Brussels has opened only 13 of the 35 policy chapters that every state must negotiate in order to join the bloc. Just one chapter has been successfully closed.
The talks have stalled over problems relating to the ethnic Greek government of EU member Cyprus, a Mediterranean island divided between Greek and Turkish Cypriots, as well as stiff opposition from certain countries including France.
Bildt hoped that Turkish-EU talks would gain a new momentum in the coming year.
“I do think that there are positive signs, so we will work on that,” he said.
As a staunch opponent of Turkey’s EU membership bid, France has blocked five chapters on the grounds that opening them would lead to full membership.
But the French objections came from former president Nicolas Sarkozy who argued that Turkey was not part of Europe.
Ankara now expects Paris to lift its veto on the five chapters under Socialist President Francois Hollande, elected in May, who has shown himself to be more open to Turkey’s EU ambitions.
Turkey’s EU Affairs Minister Egemen Bagis has spoken of mending fences with Paris in a friendly spirit of finding solutions.
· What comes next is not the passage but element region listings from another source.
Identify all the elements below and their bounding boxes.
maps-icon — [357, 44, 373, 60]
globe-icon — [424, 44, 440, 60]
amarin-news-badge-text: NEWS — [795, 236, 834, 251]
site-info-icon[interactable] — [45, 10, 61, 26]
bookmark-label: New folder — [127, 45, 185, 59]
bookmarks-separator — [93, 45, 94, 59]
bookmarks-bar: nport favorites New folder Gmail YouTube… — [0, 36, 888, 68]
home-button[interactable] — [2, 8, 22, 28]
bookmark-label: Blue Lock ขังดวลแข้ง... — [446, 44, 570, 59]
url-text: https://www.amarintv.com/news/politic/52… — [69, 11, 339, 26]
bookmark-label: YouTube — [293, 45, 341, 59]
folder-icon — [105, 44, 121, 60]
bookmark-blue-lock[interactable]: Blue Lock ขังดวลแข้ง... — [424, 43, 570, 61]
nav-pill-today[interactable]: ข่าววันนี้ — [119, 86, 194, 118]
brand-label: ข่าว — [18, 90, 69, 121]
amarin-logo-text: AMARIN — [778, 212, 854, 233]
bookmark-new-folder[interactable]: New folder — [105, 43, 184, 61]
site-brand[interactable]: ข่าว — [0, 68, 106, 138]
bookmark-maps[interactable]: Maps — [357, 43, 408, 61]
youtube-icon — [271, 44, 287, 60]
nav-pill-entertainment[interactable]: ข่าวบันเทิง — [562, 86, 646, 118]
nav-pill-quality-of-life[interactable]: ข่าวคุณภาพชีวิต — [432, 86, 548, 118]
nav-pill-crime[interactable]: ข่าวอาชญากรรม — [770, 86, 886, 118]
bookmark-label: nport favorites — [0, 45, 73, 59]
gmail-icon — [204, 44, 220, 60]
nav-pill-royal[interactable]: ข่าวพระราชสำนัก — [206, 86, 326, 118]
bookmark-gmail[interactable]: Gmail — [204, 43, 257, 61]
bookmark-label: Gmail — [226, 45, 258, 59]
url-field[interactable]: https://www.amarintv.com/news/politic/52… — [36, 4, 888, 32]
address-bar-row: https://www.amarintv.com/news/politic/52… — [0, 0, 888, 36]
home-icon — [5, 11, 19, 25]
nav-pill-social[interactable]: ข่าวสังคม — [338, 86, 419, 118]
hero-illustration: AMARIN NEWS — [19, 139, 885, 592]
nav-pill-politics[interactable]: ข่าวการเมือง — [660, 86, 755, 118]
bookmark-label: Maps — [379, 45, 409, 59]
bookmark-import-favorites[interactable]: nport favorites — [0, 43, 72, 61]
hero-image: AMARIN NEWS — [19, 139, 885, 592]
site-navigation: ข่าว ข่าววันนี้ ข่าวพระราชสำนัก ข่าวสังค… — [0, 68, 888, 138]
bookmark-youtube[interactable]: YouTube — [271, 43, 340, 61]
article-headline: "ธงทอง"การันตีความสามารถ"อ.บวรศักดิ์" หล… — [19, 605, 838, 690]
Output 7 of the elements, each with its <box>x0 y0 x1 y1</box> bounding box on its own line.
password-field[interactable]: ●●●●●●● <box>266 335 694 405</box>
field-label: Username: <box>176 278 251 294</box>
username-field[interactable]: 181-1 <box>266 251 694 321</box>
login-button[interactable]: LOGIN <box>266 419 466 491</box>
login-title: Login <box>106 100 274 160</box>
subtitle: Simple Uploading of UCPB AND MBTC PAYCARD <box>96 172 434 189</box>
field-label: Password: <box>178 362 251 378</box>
“We are hoping that he (Hollande) would open a new page in the very deep and fruitful historical relations between Turkey and France,” Bagis told AFP back in May.
For his part Hollande has noted that Turkey would not become an EU member during his five-year term — the road to EU accession is a long one.
“I think it is too early to tell,” Bildt said when asked if there were signals from France over a policy change.
“And you will have to wait for the French to state their own position. There are countries where there is opposition but all of the countries are united with the slight exceptions … that we should conclude the negotiations,” he added. “And then it will a matter for the final judgement by Turkey and by the European Union at that particular time. But I think concluding the accession negotiations is clearly an interest of both the European Union and Turkey.” Turkey is under fire from Brussels for stalling democratic reforms and a lack of sufficient progress in improving its human rights record.
Ankara however rejects those accusations, and says the EU focuses on shortcomings in the Turkish bid rather than on the reform effort itself.
Bildt said most of the problems stemmed from Turkey’s “fairly old constitution” made by the junta after the 1980 military takeover.
He hoped that progress would be made towards the new constitution and the judicial reforms which would address problems.
Bildt also said he did believe Turkey would join the EU.
“Yes, I do believe. Don’t ask me when but I do believe it.”